1.3 Parâmetros Curriculares Nacionais (PCN’s) temas transversais: um olhar

1.3.1 Ética: carro-chefe dos temas transversais

O PCN reserva um espaço para abordar aspectos concernentes a ética. A primeira distinção elaborada está em diferenciar ética de moral; seus criadores utilizam uma denominação similar a proposta por Russ e Vazques, logo, a primeira seria mais ampla, a outra mais concreta, regeria relações micro.

Justifica-se a escolha pelo conceito de ética dos Temas Transversais, exatamente, por ser mais ampla; afinal, o PCN configuram-se como um documento de âmbito nacional, com referenciais ampliados também.

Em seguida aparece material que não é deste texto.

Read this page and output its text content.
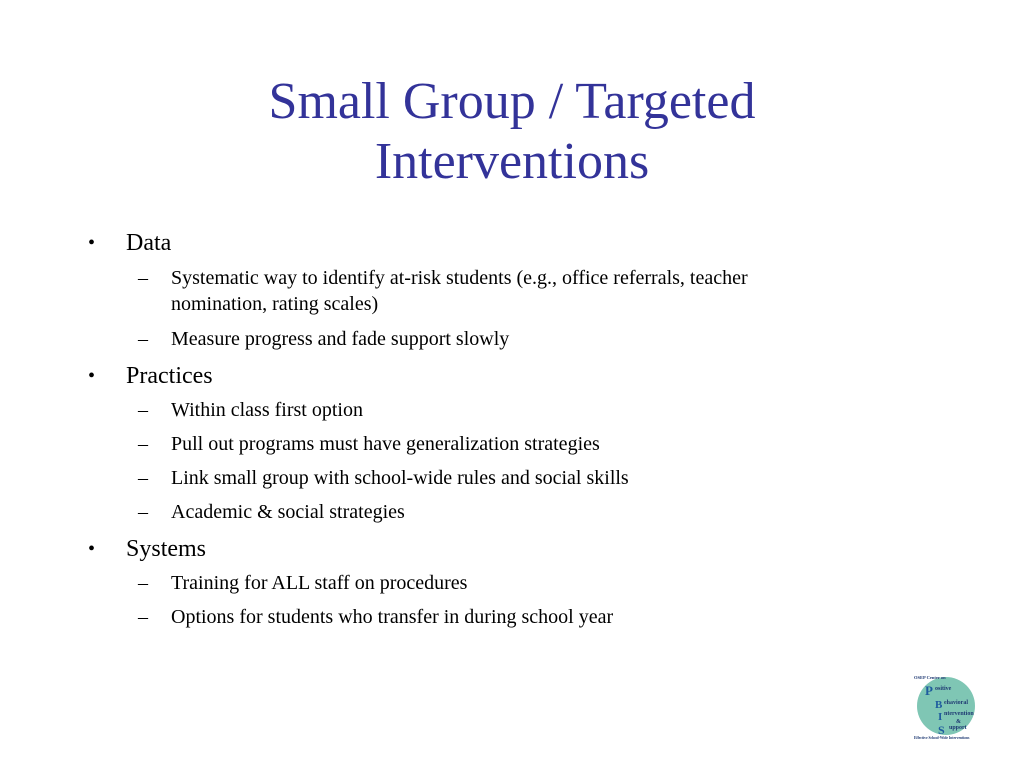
Small Group / Targeted
Interventions
• Data
– Systematic way to identify at-risk students (e.g., office referrals, teacher
nomination, rating scales)
– Measure progress and fade support slowly
• Practices
– Within class first option
– Pull out programs must have generalization strategies
– Link small group with school-wide rules and social skills
– Academic & social strategies
• Systems
– Training for ALL staff on procedures
– Options for students who transfer in during school year
OSEP Center on
P
B
I
S
ositive
ehavioral
ntervention
&
upport
Effective School-Wide Interventions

Parte-se do pressuposto que é preciso possuir critérios e valores para nortear as ações em sociedade, para tanto, fez-se uma análise histórica, por exemplo, elenca-se a escravidão na Grécia Antiga, práticas de tortura da Idade Média, etc. para demonstrar a mutabilidade da ética como dependente das sociedades.

Os Temas Transversais elaboraram três pontos para ressaltar a escolha de conteúdo do tema ética: o primeiro – o “núcleo moral” da sociedade, valores eleitos como necessários ao convívio coletivo; o segundo, o caráter democrático da sociedade brasileira, que permite a expressão da diferença; terceiro, o caráter abstrato desses valores.

Por mais que se explicite o caráter abstrato não há aprofundamento dos valores estabelecidos, por certo que o conceito de democracia carrega deontologicamente em seu bojo a expressão da diferença, contudo, tem-se na prática democrática brasileira tal expressão? Ou, então, o próprio exercício da cidadania abrange todos os indivíduos? Dessa forma, explicita-se um panorama que não condiz com a realidade cotidiana e histórica do país.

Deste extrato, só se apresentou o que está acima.